Harris is the author of: Mississippi Solo, an account of his river canoe trip from Minnesota to New Orleans; Native Stranger, “A Black American’s Journey Into the Heart of Africa”, and South of Haunted Dreams, a travelogue concerning Harris’s solo motorcycle trip through the deep South. About Native Stranger, novelist Walter Mosley writes, “Harris is painfully honest about his identity and the loss he feels when he goes ‘home.’ But there is more to this book than racial exploration. For the first time in years, I wished that a book went on further, told more truth….Harris understands that an external journey implicates the inner life.” About Mississippi Solo, Barbara Eckstein—writing in the Southern Quarterly—notes, “Harris’s adaptive actions (and appreciative wonder) when he meets other species offer to the reader a persona whose inexpert but alert responses to most everything he encounters is a kind of writer-activist expressing a praxis of sustainability (before the word circulated and before more dangerous species of mosquitoes carrying malaria and dengue fever had begun to move north). He does kill a bee after running from it in panic. But it is a killing he regrets: ‘I had seen his face, but I hadn’t understood it.’”

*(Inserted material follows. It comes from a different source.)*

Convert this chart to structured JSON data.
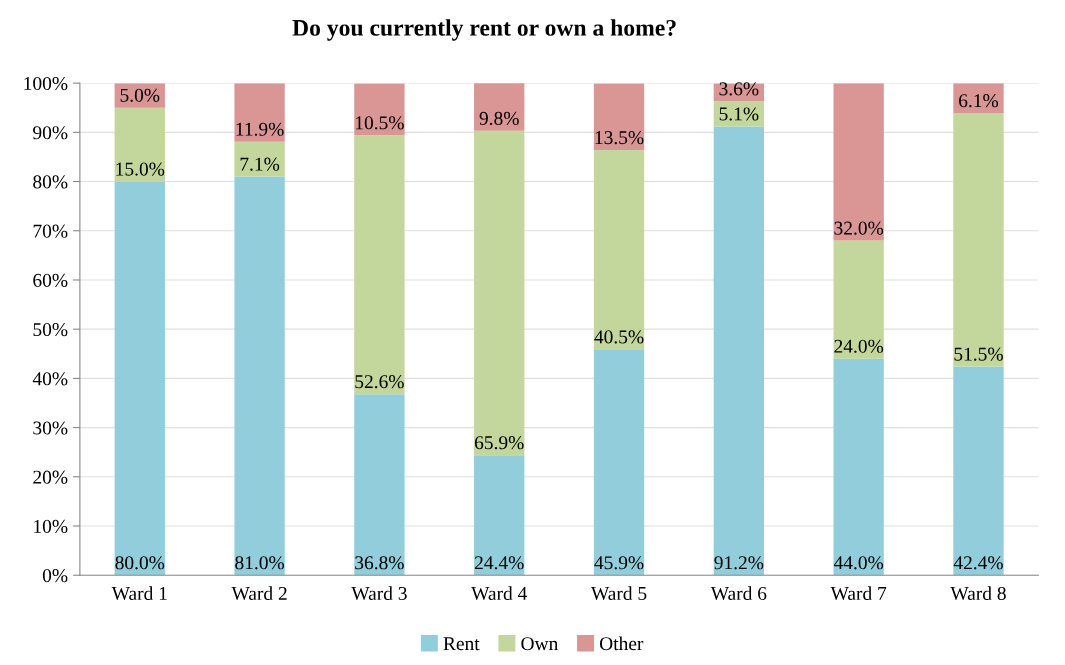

Through several books of poetry and prose Cecil Giscombe, the Robert Hass Chair, has traced his own complicated sensibilities through widely-ranging environments and ecosystems. His work appears in eco-poetry anthologies as well as in the anthologies of African-American, African-Canadian, and postmodern writing. During his tenure at Berkeley, he’s led many class field trips to hinterland locations (Siskiyou County, the Sacramento River Delta, Elkhorn Slough, etc.) and through San Francisco as well. In regard to this project involving Eddy Harris’s visit, he writes, “I want to bring to campus writers of color who are interested in and invested in aspects of what people call ‘the natural world.’ As my own writing suggests or reflects, I’ve found great pleasure and intellectual joy in my forays out into that world and I’m anxious to share that sense of possibility with young people from ‘underserved populations’ in the Bay Area and with my U.C. students as well. In my own experience of decades of travel in rural areas, I’ve met very, very few other people of color on the trails.”
The Wednesday reading and the reception and screening on Thursday are free and open to the public.